How do you get the rows out of FasterCSV?

Hi. I want to add a normalized column to a csv file. That is, I want to
read the file, sum all of a column X, then add another column in which
each X is divided by the sum. So do I use the CSV rows twice without
reading the file twice?

The examples in the FasterCSV documentation at
http://fastercsv.rubyforge.org/ show class methods that provide
file-like operations. I want the file read once while the data is read,
then closed. While reading the first time, the column sum is calculated.
But then I want to go through the csv rows again, this time writing out
the rows with their new column.

Here's a sketch of what I had in mind. It doesn't work as intended...

  # read csv file, summing the values
  sum = 0
  csv =
FasterCSV.new(open(csv_filename),{:headers=>true}).each_with_index do |
row, c |
    sum += row["VAL"].to_f
    end

  # now write
  FasterCSV.open("test_csv_file.csv", "w", {:headers=>true}) do |csvout|
    csv.each_with_index do | row, c |
            row["NORMED"] = row["VAL"].to_f / sum
        csvout << row.headers if c==0
        csvout << row
    end
  end

Also, is there a more graceful way to have the headers written out?

···

--
Posted via http://www.ruby-forum.com/.

...snip...

csvData = FasterCSV.read('/path/to/infile.csv', :headers=>true) ##
read all data into an array of FasterCSV::Rows

##, may run into memory issues
sumColX = 0
csvData.each{|row| sum += row['ColX']}

FasterCSV.open("path/to/outfile.csv", "w") do |csv|
    csvData.each{ |row|
        csv << row << row['ColX'].to_f / sum ## calc and append norm
value and output row of CSV DATA
    }
end

Not tested, or even executed but I think its close 9^)

Cheers
Chris

···

On Feb 5, 11:44 pm, Gary <gb3...@excite.com> wrote:

Hi. I want to add a normalized column to a csv file. That is, I want to
read the file, sum all of a column X, then add another column in which
each X is divided by the sum. So do I use the CSV rows twice without
reading the file twice?

harp:~ > cat a.rb
require 'rubygems'
require 'fastercsv'

csv = <<-csv
f,x
a,0
b,1
c,2
d,3
csv

fcsv = FasterCSV.new csv, :headers => true
table = fcsv.read

xs = table['x'].map{|x| x.to_i}
sum = Float xs.inject{|sum,i| sum += i}
norm = xs.map{|x| x / sum}

table['n'] = norm
puts table

harp:~ > ruby a.rb
f,x,n
a,0,0.0
b,1,0.166666666666667
c,2,0.333333333333333
d,3,0.5

-a

···

On Tue, 6 Feb 2007, Gary wrote:

Hi. I want to add a normalized column to a csv file. That is, I want to
read the file, sum all of a column X, then add another column in which
each X is divided by the sum. So do I use the CSV rows twice without
reading the file twice?

The examples in the FasterCSV documentation at
http://fastercsv.rubyforge.org/ show class methods that provide
file-like operations. I want the file read once while the data is read,
then closed. While reading the first time, the column sum is calculated.
But then I want to go through the csv rows again, this time writing out
the rows with their new column.

Here's a sketch of what I had in mind. It doesn't work as intended...
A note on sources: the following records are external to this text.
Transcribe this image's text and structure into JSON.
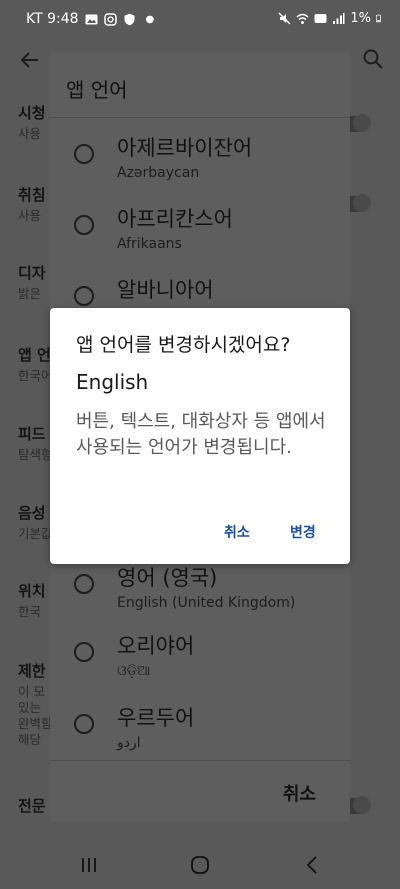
{
  "status_bar": {
    "carrier_time": "KT 9:48",
    "battery": "1%"
  },
  "settings_page": {
    "items": [
      {
        "title": "시청",
        "subtitle": "사용"
      },
      {
        "title": "취침",
        "subtitle": "사용"
      },
      {
        "title": "디자",
        "subtitle": "밝은"
      },
      {
        "title": "앱 언",
        "subtitle": "한국어"
      },
      {
        "title": "피드",
        "subtitle": "탐색형"
      },
      {
        "title": "음성",
        "subtitle": "기본값"
      },
      {
        "title": "위치",
        "subtitle": "한국"
      },
      {
        "title": "제한",
        "subtitle_lines": [
          "이 모",
          "있는",
          "완벽함",
          "해당"
        ]
      },
      {
        "title": "전문",
        "subtitle": ""
      }
    ]
  },
  "language_sheet": {
    "title": "앱 언어",
    "languages": [
      {
        "native": "아제르바이잔어",
        "sub": "Azərbaycan"
      },
      {
        "native": "아프리칸스어",
        "sub": "Afrikaans"
      },
      {
        "native": "알바니아어",
        "sub": ""
      },
      {
        "native": "영어 (영국)",
        "sub": "English (United Kingdom)"
      },
      {
        "native": "오리야어",
        "sub": "ଓଡ଼ିଆ"
      },
      {
        "native": "우르두어",
        "sub": "اردو"
      }
    ],
    "cancel_label": "취소"
  },
  "dialog": {
    "title": "앱 언어를 변경하시겠어요?",
    "language": "English",
    "message": "버튼, 텍스트, 대화상자 등 앱에서 사용되는 언어가 변경됩니다.",
    "cancel_label": "취소",
    "change_label": "변경"
  },
  "colors": {
    "accent": "#1a4fa8",
    "scrim": "#595959"
  }
}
# read csv file, summing the values
sum = 0
csv =
FasterCSV.new(open(csv_filename),{:headers=>true}).each_with_index do |
row, c |
   sum += row["VAL"].to_f
   end

# now write
FasterCSV.open("test_csv_file.csv", "w", {:headers=>true}) do |csvout|
   csv.each_with_index do | row, c |
           row["NORMED"] = row["VAL"].to_f / sum
       csvout << row.headers if c==0
       csvout << row
   end
end

Also, is there a more graceful way to have the headers written out?

--
we can deny everything, except that we have the possibility of being better.
simply reflect on that.
- the dalai lama

require 'rubygems'
require 'fastercsv'

csv = <<-csv
f,x
a,0
b,1
c,2
d,3
csv

fcsv = FasterCSV.new csv, :headers => true
table = fcsv.read

Or just:

table = FCSV.parse(csv, :headers => true)

xs = table['x'].map{|x| x.to_i}

When you want to convert a field, ask FasterCSV to do it for you while reading. This changes the above to:

table = FCSV.parse(
   csv,
   :headers => true,
   :converters => lambda { |f, info| info.header == "x" ? f.to_i : f }
)

Or using a built-in converter:

table = FCSV.parse(csv, :headers => true, :converters => :integer)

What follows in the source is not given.